Zach’s team develops, tests, and monitors the DataRobot blueprints. When there is a new idea or capability in data science, the team builds and tests a new blueprint. If the new blueprint performs well and meets DataRobot standards, it goes into production.

Otherwise, it goes into the circular file. That is the nature of science. We keep ideas and innovations that survive an empirical test. We discard those that don’t.

Testing doesn’t stop when a blueprint goes into production. Zach’s team tests the production blueprints. Every. Single. Night. If a blueprint consistently underperforms, Zach and his team yank it.

Blueprint, you’re fired.

DataRobot has thousands of blueprints. Testing thousands of blueprints every night requires an awesome testing platform. The DataRobot testing platform is so cool we’re writing a separate blog about it.

Some of our competitors use blueprints to drive automation. One of them just proudly announced a new blueprint.

So now they have three.

But let’s get back to the main question. Why should you trust DataRobot to build models you can use?

“Empirical testing drives everything we do,” says Zach. “We test things and evaluate them honestly. We’ve tried lots of fun new data science techniques and found they didn’t add any value to the models. Our goal is to deliver tools that help our customers solve real business problems.”

Like a Center of Excellence for machine learning?

“Exactly.”

What are some examples of innovations that don’t live up to the hype?

“Deep neural nets. A few years ago people thought deep learning would eat the world. It works great with dense data — image recognition, speech recognition, things like that. But for standard predictive analytics, it doesn’t add much value compared to other techniques. Like gradient boosted machines.”

Some of our competitors say that you only need one or two machine learning algorithms. Does our testing support that view?

“It’s true that some techniques outperform the others. But they don’t deliver the best results on every problem, and there is no way to know in advance which technique will work best. So if you want consistent results over a wide range of problems, you have to test as many different algorithms as you can.

“It’s like an investment portfolio. You don’t put all of your money in one stock. For returns you can trust, you spread the risk across many companies. It’s the same with machine learning. You test many different algorithms so you can trust the results.”

Does DataRobot use deep learning?

“Yes, we include deep learning blueprints in the mix, and sometimes they do well. But that’s the point. We don’t force customers to use one or two techniques. We build as many as we can into DataRobot. That way, the data and the business problem determine the technique.”

Any other examples?

“Sure. There’s a lot of interest in using LSTM deep neural nets for text analysis.
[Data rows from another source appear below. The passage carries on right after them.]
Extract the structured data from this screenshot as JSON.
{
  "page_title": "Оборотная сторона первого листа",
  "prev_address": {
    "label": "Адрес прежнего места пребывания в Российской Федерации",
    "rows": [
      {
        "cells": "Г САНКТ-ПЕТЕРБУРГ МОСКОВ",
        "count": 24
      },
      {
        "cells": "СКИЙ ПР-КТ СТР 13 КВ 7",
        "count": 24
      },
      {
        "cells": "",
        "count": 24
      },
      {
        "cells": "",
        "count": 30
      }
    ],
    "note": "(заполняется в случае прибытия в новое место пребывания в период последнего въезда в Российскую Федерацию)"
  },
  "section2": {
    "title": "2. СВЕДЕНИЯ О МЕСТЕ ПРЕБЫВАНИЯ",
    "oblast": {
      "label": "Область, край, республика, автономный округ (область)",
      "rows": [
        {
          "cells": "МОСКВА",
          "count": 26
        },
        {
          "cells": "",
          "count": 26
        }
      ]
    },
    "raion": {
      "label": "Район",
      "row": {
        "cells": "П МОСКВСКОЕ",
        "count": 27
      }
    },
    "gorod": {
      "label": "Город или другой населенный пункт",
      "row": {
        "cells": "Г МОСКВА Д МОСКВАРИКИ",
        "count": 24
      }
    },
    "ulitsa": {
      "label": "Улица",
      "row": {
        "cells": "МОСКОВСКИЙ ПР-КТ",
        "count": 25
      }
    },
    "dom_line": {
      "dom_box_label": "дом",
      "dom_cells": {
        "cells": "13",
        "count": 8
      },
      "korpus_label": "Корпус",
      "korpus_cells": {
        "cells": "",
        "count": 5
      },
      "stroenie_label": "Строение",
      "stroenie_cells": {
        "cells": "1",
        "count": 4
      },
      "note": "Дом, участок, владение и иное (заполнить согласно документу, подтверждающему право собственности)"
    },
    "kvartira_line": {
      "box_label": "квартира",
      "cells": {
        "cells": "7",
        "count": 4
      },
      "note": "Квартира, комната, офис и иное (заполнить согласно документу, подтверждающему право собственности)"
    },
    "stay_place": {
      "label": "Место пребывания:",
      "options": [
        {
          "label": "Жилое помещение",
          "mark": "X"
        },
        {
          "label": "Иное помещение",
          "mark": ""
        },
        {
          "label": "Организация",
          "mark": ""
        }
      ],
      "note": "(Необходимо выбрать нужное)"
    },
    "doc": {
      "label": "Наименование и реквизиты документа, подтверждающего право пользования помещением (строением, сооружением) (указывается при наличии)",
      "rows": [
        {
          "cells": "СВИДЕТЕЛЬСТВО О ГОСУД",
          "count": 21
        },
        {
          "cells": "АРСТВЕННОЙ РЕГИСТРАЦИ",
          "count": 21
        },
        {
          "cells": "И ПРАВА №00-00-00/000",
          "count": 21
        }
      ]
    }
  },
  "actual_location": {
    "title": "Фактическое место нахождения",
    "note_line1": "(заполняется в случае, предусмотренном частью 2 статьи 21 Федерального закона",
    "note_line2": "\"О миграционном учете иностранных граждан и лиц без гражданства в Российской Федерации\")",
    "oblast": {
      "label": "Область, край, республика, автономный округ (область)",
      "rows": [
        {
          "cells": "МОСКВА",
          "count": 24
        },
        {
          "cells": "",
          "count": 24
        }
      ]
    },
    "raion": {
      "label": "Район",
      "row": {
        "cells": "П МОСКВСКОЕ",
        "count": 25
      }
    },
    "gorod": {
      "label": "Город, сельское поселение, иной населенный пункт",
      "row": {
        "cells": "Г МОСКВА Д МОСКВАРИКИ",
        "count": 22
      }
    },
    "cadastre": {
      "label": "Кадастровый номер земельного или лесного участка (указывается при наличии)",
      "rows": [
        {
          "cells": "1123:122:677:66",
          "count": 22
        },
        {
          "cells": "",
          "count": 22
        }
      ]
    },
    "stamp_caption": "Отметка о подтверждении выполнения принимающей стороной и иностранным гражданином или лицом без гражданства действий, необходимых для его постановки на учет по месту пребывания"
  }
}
Our testing shows that — regardless of theory — the technique doesn’t outperform simpler techniques like”bag of words.” Simpler techniques run faster and take less computing power.”

Testing a thousand blueprints every night. How big is your team?

Zach laughs. “We’re hiring. Right now I’m looking for machine learning engineers and Python developers.”

A team of experts, with a disciplined approach. Comprehensive and rigorous testing. A guiding philosophy that says: nothing goes into the product unless we can prove that it works.

It’s why you can trust DataRobot.